Friday, March 15, 2013

Early History of Cold Fusion, Three Miracles and Three Marks.




1. What history teaches us (and what it doesn’t?)

I will ask the readers who love history to go directly to 2.
During my 75+ years of life I have developed a form of phobia from history, a fear that it will repeat what it was the worst of it, and I consider that trying too hard to use some historical data for problem solving, is actually delaying or killing the Solution. The bad memes of history never die.  The invisible strings with which the “leaders” are manipulating us are coming from the past. Thinking and feeling as somebody who lived in a small country: Geography is destiny, history is a prison” Thinking about many irrational things from the present: “The 21st Century is the 12th, resurrected” At least for and due to billions of human beings.

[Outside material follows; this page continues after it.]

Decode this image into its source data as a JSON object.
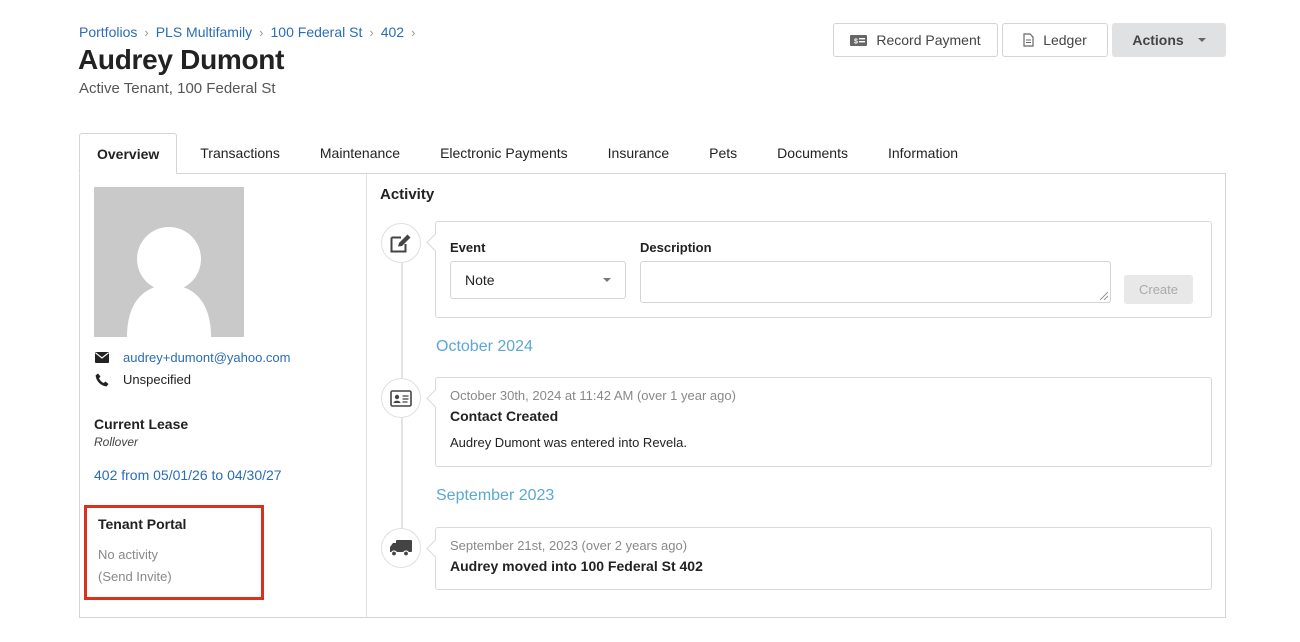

The cult of History is used mainly for doing harm, for kindling the fires of hatred and violence, for demonstrating superiority above the enemies i.e. those who have an opposite view of the shared history or just are different...
Old books, old ideas, old stories have some value for solving the problems of the present/future but a rather limited value. Why? It is an unavoidable, cruel Law of Nature and of knowledge that says: NOT what we know, but what we don’t know is more important for solving the problem.” The validity of this law is proportional, not with the importance of the problem, but with the extent of damage made by NOT solving it. Surely, you will find examples for this rule in your own professional experience.
Plus, due to the world’s inherent interestingness, historical analogies are interesting but of limited use and persuasion power.
OK, if you still invest hopes in history instead of looking it with objectivity and with realistic sympathy and gratitude for some exceptional positive personalities who individually have failed but have contributed to the general progress- yes, in this case feel free to read and meditate upon these quotations:

2. The bad start of Cold fusion’s history.

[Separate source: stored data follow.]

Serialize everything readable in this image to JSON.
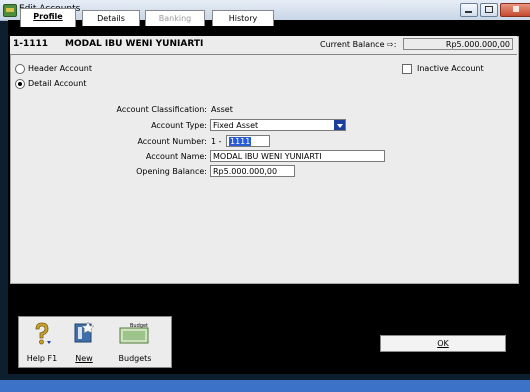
{
  "window": {
    "title": "Edit Accounts"
  },
  "tabs": [
    {
      "label": "Profile",
      "active": true
    },
    {
      "label": "Details",
      "active": false
    },
    {
      "label": "Banking",
      "disabled": true
    },
    {
      "label": "History",
      "active": false
    }
  ],
  "account": {
    "number": "1-1111",
    "name": "MODAL IBU WENI YUNIARTI",
    "current_balance_label": "Current Balance ⇨:",
    "current_balance": "Rp5.000.000,00"
  },
  "options": {
    "header_account": "Header Account",
    "detail_account": "Detail Account",
    "inactive_account": "Inactive Account"
  },
  "form": {
    "classification_label": "Account Classification:",
    "classification_value": "Asset",
    "type_label": "Account Type:",
    "type_value": "Fixed Asset",
    "number_label": "Account Number:",
    "number_prefix": "1 -",
    "number_value": "1111",
    "name_label": "Account Name:",
    "name_value": "MODAL IBU WENI YUNIARTI",
    "opening_label": "Opening Balance:",
    "opening_value": "Rp5.000.000,00"
  },
  "toolbar": {
    "help": "Help F1",
    "new": "New",
    "budgets": "Budgets",
    "budgets_icon_text": "Budget"
  },
  "ok_label": "OK",
  "colors": {
    "titlebar": "#d3dfee",
    "accent_blue": "#2a5bd7",
    "close": "#c44a2e"
  }
}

The discovery of Cold Fusion that was announced on March 23, 1989 has happened in such bad circumstances that have justified a new word, miscovery, for it: http://egooutpeters.blogspot.ro/2012/05/concept-of-miscovery-and-what-it-means.html

Its very existence was aggressively denied, on theoretical basis. One of Cold Fusion’s archenemies, Prof John Huizenga said about the Three Miracles necessary to be explained if Cold Fusion does exist: Coulomb barrier penetrated, no neutrons and no gammas or X-ray resulting from fusion. Obviously miracle is just a mild euphemism for impossible. Huizenga was unable to realize that Cold Fusion is different. History will pardon him because Cold Fusion, now LENR is very, very different from Hot Fusion- some of us have started just now to understand its newness.
Miracle was a euphemism, but so are the Three Marks of Cold Fusion. The field had an especially bad luck- it is about curses, stigmata, uninvited fairies. We have already told about two of these bad marks:
First, Cold Fusion was discovered by geniuses having perhaps the worst profession/specialty- electrochemists and actually electrochemistry actually has not much to do with these new phenomena
Second, Cold Fusion was discovered in the worst possible place, with such parents its cradle was an electrolytic cell, i.e a collection of impurities in water, working at low temperatures. The metal chosen, palladium is the one in which bulk and surface compete desperately for deuterium; I have written many negative CF odes to it.
Third - everybody knows that:”There is nothing more powerful than an idea whose time has come."  Victor Hugo CF has obtained a lot of interesting scientific results but nothing good for a technology, it can be characterized more by an antinomy of “powerful” I have seen tens of bright theories failing to explain LENR. Neither theory, nor experiments were able to make the process reproducible or to scale it up. I have learned from Piantelli about the decisive role of nanotechnology- that was not well developed in 1989. Defkalion has demonstrated the magnificent complexity of the useful (HENI) process. Recently, my friend Axil has revealed clearly the third bad mark- CF was discovered before its time, when both the understanding and the tools for solving its development problem were available.
Very soon we will get answers, hopefully positive to the two trillion dollars question: is LENR an idea whose time has come?
Let’s re-think the history of Cold Fusion and open a new, productive chapter of it.